1)      If you don’t have a South facing roof it won’t work.

It’s true that solar systems work best in certain circumstances; facing due South, 300 pitch from horizontal, and with good air circulation etc but that’s not to say it won’t be worthwhile in other situations. According to industry specific design software; a system facing South is likely to produce around 25% more energy than an identical system with an East or West aspect. In real life this figure can be much less. When analysing data we collect from our installed systems we can see that over the past six months a South facing system produced 9% more electricity than an identical array that faces East: 1935kWh and 1775kWh respectively. Thin film panels that work well in the lower light conditions of East or West roofs can also be specified. These panels take in a wider spectrum of light and are able to utilise the diffuse radiation more efficiently than standard panels. Using this technology instead of the more common crystalline modules can provide you with much higher yields in these circumstances.

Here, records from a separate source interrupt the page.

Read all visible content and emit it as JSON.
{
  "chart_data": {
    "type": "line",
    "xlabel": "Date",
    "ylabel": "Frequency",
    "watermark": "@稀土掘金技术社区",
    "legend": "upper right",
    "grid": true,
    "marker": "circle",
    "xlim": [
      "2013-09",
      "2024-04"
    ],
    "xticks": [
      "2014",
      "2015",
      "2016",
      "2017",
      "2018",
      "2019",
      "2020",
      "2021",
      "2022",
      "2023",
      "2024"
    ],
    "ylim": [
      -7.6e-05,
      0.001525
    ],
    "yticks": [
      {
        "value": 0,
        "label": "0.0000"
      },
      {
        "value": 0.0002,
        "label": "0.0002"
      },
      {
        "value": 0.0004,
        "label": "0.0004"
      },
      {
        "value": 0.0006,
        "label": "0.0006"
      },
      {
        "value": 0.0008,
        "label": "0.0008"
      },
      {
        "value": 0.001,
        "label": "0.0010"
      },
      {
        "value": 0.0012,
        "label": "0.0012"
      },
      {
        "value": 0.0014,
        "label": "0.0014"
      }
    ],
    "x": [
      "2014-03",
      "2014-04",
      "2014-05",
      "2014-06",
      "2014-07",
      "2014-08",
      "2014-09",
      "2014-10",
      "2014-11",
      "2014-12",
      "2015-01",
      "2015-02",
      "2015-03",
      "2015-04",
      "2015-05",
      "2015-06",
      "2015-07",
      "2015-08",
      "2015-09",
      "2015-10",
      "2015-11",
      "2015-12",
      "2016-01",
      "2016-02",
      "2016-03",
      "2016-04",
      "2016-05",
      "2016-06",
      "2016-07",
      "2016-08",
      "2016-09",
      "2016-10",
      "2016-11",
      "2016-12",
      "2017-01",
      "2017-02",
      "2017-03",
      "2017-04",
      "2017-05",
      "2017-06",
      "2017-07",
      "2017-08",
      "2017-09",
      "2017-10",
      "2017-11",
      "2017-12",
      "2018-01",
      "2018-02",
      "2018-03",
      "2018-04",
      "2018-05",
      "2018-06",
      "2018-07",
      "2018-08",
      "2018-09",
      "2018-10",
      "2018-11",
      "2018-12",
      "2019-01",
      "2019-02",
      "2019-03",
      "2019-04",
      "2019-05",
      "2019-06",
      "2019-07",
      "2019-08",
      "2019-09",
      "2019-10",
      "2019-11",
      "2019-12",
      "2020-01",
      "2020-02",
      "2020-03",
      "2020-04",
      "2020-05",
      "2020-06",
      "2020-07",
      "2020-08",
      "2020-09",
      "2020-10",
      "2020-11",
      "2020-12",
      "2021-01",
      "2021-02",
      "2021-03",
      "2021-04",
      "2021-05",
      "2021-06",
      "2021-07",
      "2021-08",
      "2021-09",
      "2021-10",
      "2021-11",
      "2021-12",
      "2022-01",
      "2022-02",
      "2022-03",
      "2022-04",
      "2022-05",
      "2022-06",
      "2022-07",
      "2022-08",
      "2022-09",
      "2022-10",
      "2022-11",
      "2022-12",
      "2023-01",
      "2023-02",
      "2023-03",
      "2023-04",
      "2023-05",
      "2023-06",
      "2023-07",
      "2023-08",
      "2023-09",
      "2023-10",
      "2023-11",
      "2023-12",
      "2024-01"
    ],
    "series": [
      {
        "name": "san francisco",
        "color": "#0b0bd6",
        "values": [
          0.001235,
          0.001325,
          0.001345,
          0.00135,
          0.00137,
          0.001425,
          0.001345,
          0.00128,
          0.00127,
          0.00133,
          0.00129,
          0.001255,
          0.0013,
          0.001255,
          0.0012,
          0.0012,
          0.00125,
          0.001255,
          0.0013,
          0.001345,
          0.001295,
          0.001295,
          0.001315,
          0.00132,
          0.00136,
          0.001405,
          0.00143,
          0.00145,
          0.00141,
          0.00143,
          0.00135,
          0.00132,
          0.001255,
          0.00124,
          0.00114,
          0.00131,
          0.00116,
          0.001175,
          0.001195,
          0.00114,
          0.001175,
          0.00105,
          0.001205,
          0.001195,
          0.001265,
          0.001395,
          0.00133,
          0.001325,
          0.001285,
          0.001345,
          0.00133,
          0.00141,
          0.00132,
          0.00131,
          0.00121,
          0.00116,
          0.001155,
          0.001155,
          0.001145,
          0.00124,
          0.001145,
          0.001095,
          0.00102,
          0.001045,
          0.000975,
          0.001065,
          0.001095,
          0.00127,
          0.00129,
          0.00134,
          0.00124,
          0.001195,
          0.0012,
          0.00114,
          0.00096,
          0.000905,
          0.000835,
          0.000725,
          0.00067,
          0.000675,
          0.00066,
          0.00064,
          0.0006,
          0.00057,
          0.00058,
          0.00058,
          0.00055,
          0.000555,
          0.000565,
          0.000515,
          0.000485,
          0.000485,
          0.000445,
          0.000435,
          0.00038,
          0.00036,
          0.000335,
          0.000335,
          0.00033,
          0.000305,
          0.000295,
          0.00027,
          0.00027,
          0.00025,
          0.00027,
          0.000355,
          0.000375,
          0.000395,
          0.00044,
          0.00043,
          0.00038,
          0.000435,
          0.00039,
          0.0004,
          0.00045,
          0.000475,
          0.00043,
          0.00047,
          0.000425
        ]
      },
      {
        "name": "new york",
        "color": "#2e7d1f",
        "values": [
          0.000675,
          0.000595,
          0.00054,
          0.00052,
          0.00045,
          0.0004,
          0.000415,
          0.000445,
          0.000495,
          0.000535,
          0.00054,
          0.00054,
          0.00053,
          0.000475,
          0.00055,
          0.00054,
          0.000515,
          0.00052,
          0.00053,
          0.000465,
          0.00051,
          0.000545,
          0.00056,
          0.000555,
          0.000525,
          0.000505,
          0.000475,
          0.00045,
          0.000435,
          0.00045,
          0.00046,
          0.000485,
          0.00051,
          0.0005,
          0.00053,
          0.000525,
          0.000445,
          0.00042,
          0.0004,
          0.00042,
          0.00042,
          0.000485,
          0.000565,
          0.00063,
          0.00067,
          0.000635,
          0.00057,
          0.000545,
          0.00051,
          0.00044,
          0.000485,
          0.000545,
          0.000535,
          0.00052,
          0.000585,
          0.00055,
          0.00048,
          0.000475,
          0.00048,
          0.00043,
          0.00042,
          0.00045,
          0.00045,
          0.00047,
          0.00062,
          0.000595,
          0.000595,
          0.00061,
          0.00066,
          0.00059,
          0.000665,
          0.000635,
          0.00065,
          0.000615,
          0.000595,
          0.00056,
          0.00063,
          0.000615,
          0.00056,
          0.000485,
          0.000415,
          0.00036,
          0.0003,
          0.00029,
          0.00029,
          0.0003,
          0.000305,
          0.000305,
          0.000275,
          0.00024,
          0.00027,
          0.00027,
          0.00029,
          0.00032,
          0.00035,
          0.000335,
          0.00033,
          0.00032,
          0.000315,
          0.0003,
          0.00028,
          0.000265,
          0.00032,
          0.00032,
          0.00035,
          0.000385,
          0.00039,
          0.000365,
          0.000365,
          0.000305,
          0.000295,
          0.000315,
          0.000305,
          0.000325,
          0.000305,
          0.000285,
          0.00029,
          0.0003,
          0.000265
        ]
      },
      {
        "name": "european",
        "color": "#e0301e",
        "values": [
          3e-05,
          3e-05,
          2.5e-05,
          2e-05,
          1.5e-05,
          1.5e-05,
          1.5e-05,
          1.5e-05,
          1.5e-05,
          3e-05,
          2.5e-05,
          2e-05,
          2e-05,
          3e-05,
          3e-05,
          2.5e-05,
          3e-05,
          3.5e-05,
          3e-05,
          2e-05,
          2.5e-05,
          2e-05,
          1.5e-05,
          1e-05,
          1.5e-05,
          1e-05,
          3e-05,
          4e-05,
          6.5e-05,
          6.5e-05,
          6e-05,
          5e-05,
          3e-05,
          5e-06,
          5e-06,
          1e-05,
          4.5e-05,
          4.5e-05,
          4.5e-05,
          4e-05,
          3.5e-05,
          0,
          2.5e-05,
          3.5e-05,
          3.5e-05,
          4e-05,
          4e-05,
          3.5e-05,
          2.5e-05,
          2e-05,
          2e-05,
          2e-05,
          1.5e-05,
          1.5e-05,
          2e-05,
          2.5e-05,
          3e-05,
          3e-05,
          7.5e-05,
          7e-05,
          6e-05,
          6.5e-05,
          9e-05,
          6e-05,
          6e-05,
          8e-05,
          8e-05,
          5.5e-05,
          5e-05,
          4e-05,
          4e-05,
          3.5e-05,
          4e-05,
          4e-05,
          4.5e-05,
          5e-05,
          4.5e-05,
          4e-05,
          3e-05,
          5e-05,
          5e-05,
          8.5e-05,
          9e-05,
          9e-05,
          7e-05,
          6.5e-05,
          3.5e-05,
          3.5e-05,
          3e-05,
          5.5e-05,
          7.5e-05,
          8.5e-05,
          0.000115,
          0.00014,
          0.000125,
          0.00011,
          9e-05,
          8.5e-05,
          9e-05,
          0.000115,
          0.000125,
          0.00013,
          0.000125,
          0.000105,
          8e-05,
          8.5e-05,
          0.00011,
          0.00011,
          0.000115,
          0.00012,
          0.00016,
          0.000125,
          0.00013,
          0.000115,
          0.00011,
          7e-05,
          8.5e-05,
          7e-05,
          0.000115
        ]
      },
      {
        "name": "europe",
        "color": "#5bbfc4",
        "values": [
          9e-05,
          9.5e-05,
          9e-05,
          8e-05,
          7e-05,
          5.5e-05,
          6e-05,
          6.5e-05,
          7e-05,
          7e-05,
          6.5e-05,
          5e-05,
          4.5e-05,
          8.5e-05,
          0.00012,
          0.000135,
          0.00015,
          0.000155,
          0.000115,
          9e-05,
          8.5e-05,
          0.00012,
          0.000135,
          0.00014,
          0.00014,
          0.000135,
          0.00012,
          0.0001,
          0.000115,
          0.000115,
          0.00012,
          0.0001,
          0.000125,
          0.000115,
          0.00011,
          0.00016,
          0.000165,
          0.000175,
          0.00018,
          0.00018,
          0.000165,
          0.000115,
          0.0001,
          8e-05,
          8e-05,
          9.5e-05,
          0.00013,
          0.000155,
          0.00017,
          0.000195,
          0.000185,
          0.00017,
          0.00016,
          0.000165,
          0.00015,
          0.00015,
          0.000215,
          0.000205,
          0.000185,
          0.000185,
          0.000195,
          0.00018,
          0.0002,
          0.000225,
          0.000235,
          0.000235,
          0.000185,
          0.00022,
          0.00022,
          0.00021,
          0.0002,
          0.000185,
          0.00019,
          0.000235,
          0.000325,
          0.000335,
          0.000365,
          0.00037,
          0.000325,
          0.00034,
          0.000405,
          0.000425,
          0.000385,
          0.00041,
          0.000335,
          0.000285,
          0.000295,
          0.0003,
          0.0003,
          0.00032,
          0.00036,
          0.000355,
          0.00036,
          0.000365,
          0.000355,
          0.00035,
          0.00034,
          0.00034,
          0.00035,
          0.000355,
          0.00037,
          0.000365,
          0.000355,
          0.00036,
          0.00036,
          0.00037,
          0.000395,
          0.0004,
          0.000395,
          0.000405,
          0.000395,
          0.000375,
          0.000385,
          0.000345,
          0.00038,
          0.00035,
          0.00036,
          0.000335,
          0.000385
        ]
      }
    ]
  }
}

2)      Any shading and the panels will shut down.

Although shading is important when considering a system its effects can easily be combated through careful design and specialist equipment. Panels can be arranged into separate strings so that the impact of shading is limited to the modules in that particular series, or even better; power boxes can be used to manage each panel’s output individually limiting the effect of shading to the sole unit it affects.

3)      The financial returns aren’t good enough anymore.

Obviously the viability of a system is completely subjective but when considering current returns against say ISA accounts that offer 4% interest, a rate of return of 8-13% doesn’t sound that bad. The feed-in-tariff was originally designed to provide An IRR of 7% and with some systems achieving 15% it is clearly an area worth exploring.

4)      Panels will keep getting cheaper.

Although we may experience a small decrease of the cost of modules in the future it is unlikely to be anything like the meteoric change that occurred over the past year. Panel manufacturers were forced to reduce their profit margins by pressure from a very competitive industry, during an even more competitive time. The general consensus among industry experts is that panel prices have begun to stabilise and it is now the efficiency field that manufacturers will strive to improve.

5)      Solar systems don’t need any maintenance.

Maintenance is often overlooked by a number of installation companies, however we feel it’s an integral part of the package. Continuous monitoring and care of your system is essential to give you its maximum energy yield and best performance. Through monitoring potential faults can be pre-empted or quickly identified, minimising their impact on your financial return. It is also important to note that regular system maintenance can be a requirement on manufacture guarantees and insurance requirements.